Second, participating in open source projects has expanded my friendship. Every day when I sit down at my computer, I go to GitHub for a long time to see what projects are interesting. What’s going on in the projects I’m interested in? For projects I’m interested in, I check out the author’s information (blogs, Twitter, active GitHub projects) and keep finding great independent contributors! So I get familiar with the authors by contributing code or interacting with them in other ways.

In addition, because of my love for open source, I would actively follow and be active in the open-source community. In my freshman year, I learned about freeCodeCamp, a non-profit, online programming platform that helps people around the world learn to program for free, and became an active contributor to help maintain the platform. Since freeCodeCamp has several city communities in China, I’ve been able to meet a lot of like-minded people through participating in offline activities!

To my surprise, as my “circle of friends” gradually expanded and I developed a non-socially intimidated personality through offline meetings, I joined the “Jinjindao Podcast” team as a volunteer! I have been a listener of “Jinjin Ledao” since I was in college, which is a high-quality, Chinese-language podcast produced by experts in various fields and currently has more than a million monthly listeners.
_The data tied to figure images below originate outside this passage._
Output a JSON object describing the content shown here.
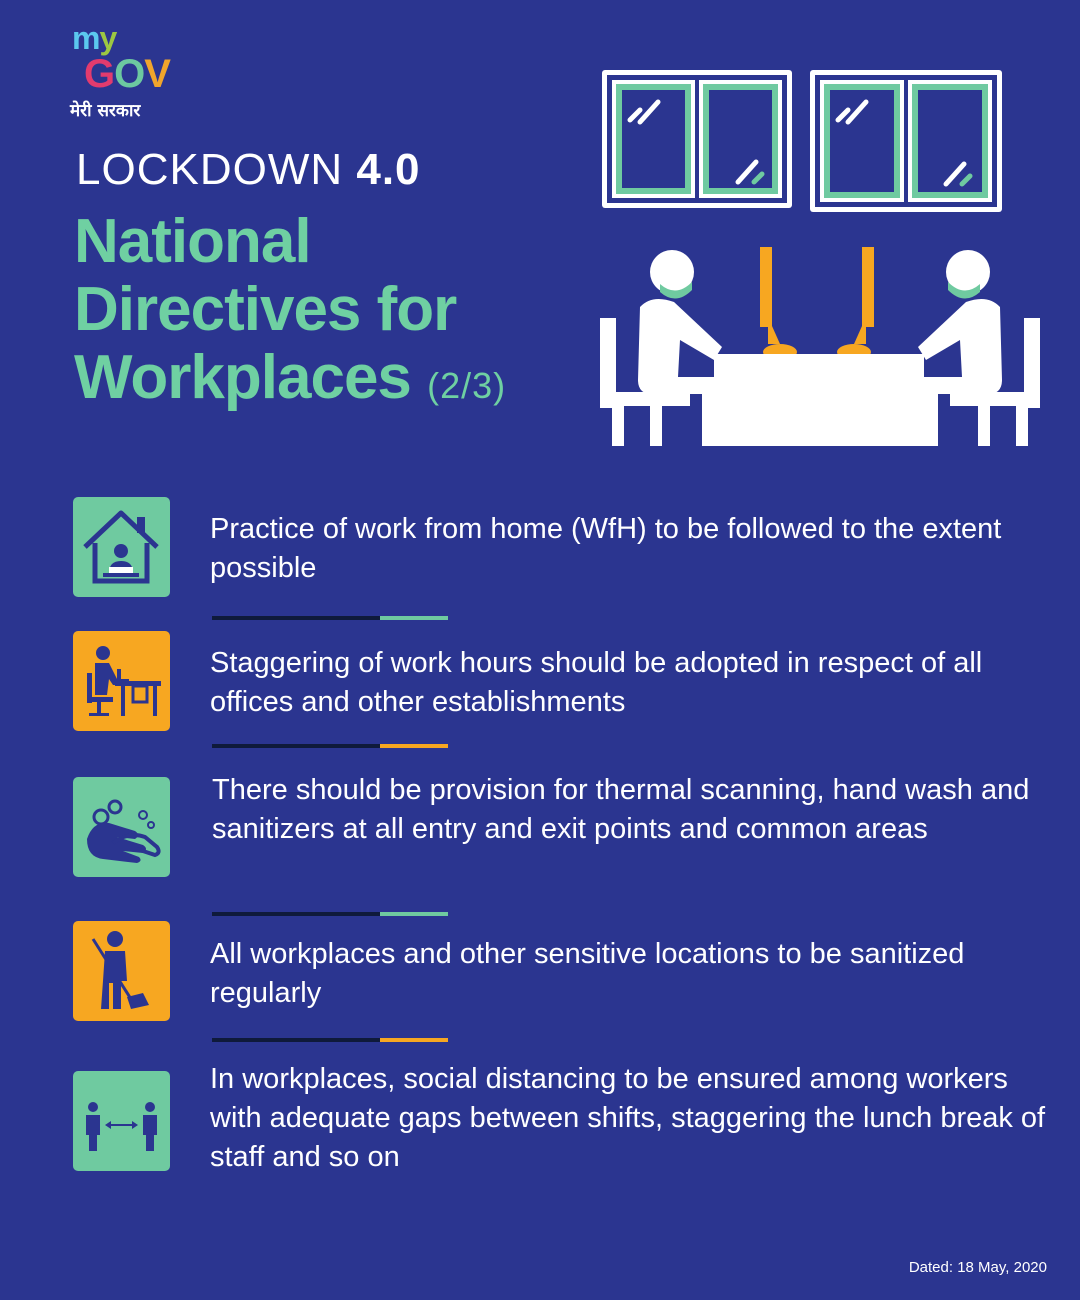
{
  "logo": {
    "my_m": "m",
    "my_y": "y",
    "gov_g": "G",
    "gov_o": "O",
    "gov_v": "V",
    "tagline": "मेरी सरकार"
  },
  "header": {
    "lockdown_label": "LOCKDOWN",
    "lockdown_version": "4.0",
    "title_line1": "National",
    "title_line2": "Directives for",
    "title_line3": "Workplaces",
    "part": "(2/3)"
  },
  "directives": [
    {
      "icon": "work-from-home-icon",
      "text": "Practice of work from home (WfH) to be followed to the extent possible"
    },
    {
      "icon": "office-worker-desk-icon",
      "text": "Staggering of work hours should be adopted in respect of all offices and other establishments"
    },
    {
      "icon": "hand-wash-icon",
      "text": "There should be provision for thermal scanning, hand wash and sanitizers at all entry and exit points and common areas"
    },
    {
      "icon": "sweeping-person-icon",
      "text": "All workplaces and other sensitive locations to be sanitized regularly"
    },
    {
      "icon": "social-distancing-icon",
      "text": "In workplaces, social distancing to be ensured among workers with adequate gaps between shifts, staggering the lunch break of staff and so on"
    }
  ],
  "footer": {
    "dated": "Dated: 18 May, 2020"
  },
  "colors": {
    "background": "#2b3590",
    "green": "#6fcaa0",
    "yellow": "#f7a721",
    "divider_dark": "#0f1a3b"
  }
}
After joining the team, I’ve gotten closer to many of the people I’ve heard of!

Another thing I’ve gained is skills.

In the process of participating in open source projects, I focus on the project structure, code specifications, what the Issue or PR is talking about, what it is doing, and how it is doing it. Take Code Review, for example, and I will care about what the logic is doing? Why is the contributor doing this? If it were me, what would I do? I will add my own comments about what is not clear, and the author will respond to my own questions at some point. Sometimes I think wrong, and through the author’s answer, I make my logical ability more rigorous; sometimes the author does not do it right, he may accept my proposal and tell you: Good catch! I am in this kind of discussion, your sentence, I sentence, to improve professional skills.

So for those who have not been involved in open source projects but are interested, how do you get involved?

Contributing code is a common way to participate in open source projects. In the process of their own research and development will use many open source project libraries, from time to time encounter the actual effect of inconsistent with the description of the document, if it is determined to be a bug, then in addition to waiting for others to fix, you can also try to locate the problem, solve the problem and submit a PR.

But participation in open source projects is not only about contributing code, take Apache APISIX as an example, but Apache APISIX is also a high-performance open-source gateway project, feature-rich, and due to the continuous addition of new contributors to promote the rapid iteration of the project, which sometimes causes the situation that the documentation and code are not synchronized, then we can try to submit an Issue, determine the problem, and finally submit a PR to fix the problem, which is an open-source project contribution. In addition, you can try to participate in issues such as typos, poor descriptions, multilingual (internationalization) requirements, etc. Active contributors will drive the project to better development.

This is what I have shared. By describing my experience and gains from participating in open source projects, I hope to inspire those who are still watching open-source projects and encourage more people to join open source projects!